USC Suggests Economical Use of Graphene Photovoltaics
Can you imagine people powering their cell phone or music/video device while jogging under the sun?
A University of Southern California research team has produced flexible transparent carbon atom films that may have great potential for a brand new variety of solar cells.
In a paper recently published by the journal ACS Nano, researchers stated that organic photovoltaic (OPV) cells have been proposed as a method to achieve affordable energy due to their ease of manufacture, light weight, and compatibility with flexible substrates.
The new work indicates that graphene, a highly conductive and highly transparent type of carbon consisting of atoms-thick sheets of carbon atoms, has high potential to fill this role.

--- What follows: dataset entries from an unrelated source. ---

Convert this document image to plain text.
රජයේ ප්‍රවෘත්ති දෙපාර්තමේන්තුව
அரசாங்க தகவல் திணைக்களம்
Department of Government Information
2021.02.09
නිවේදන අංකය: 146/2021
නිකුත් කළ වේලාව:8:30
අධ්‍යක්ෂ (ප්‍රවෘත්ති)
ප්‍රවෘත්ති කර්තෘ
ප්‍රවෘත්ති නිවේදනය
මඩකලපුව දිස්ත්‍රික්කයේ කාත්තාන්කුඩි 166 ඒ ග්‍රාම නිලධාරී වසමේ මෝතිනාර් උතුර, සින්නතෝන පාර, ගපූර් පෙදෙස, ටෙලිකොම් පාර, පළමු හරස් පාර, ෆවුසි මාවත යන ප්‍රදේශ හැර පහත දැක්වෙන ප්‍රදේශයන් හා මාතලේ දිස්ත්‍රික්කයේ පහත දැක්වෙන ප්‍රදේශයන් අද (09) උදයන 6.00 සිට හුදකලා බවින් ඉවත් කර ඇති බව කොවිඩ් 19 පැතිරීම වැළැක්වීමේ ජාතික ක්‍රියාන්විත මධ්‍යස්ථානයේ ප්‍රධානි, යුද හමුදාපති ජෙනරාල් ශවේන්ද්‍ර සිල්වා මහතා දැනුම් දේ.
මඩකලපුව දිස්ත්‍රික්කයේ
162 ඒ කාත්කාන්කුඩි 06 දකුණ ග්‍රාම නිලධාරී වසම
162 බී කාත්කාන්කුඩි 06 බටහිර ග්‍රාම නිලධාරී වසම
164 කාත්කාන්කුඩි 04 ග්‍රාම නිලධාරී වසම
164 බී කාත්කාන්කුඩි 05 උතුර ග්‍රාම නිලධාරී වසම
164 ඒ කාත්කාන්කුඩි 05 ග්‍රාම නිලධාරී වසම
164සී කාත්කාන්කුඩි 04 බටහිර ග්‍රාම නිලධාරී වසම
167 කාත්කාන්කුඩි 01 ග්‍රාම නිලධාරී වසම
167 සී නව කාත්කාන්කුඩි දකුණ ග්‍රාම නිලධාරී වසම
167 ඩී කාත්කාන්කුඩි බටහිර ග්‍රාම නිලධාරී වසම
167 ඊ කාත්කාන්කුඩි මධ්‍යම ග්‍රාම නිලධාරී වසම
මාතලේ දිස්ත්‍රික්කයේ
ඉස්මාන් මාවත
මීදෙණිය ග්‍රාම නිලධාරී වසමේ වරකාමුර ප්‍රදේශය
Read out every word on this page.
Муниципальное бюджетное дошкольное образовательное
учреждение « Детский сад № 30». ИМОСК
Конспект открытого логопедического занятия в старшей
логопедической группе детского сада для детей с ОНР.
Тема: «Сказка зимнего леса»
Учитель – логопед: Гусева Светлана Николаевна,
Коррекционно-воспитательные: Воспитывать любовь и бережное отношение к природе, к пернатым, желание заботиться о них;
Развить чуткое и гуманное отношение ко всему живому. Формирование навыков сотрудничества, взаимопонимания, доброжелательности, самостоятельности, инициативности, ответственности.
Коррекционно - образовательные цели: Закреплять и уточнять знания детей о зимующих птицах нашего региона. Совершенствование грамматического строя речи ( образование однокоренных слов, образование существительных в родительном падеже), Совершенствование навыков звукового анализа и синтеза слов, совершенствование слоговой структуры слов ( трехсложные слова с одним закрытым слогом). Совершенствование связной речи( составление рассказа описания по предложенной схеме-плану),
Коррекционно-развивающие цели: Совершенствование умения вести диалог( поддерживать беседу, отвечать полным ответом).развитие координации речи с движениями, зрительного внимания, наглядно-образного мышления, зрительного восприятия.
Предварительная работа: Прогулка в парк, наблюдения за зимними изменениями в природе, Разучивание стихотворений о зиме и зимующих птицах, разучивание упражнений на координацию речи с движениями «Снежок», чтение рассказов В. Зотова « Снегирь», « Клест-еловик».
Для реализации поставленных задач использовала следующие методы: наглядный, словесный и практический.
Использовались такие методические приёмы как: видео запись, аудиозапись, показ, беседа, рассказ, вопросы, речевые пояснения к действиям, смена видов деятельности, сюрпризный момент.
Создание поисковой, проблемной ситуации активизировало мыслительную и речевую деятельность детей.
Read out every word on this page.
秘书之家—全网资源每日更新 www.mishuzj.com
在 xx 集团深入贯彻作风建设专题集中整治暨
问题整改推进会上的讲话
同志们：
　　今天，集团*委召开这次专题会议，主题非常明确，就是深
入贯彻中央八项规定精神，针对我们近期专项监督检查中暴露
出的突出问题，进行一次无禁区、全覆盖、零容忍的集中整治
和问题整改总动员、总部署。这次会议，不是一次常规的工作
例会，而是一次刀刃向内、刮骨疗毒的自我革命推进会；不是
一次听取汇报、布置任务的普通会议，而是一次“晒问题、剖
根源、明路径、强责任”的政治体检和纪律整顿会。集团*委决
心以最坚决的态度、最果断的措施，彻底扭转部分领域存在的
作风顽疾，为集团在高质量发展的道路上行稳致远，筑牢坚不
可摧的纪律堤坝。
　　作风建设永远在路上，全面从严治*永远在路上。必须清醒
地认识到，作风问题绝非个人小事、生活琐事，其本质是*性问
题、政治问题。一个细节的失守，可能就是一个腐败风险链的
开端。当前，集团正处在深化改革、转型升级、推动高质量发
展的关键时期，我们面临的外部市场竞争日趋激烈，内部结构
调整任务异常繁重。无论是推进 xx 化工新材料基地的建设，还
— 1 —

While graphene's existence has been known for many years, it has only been studied extensively since 2004 because of the difficulty of manufacturing it in high quality and quantity.
The University of southern California team has produced graphene/polymer sheets ranging in sizes approximately 150 square centimeters that in turn can be used to create dense arrays of flexible organic photovoltaic (OPV) cells.
These organic photovoltaic (OPV) devices convert solar radiation to electricity, but not as efficiently as silicon cells.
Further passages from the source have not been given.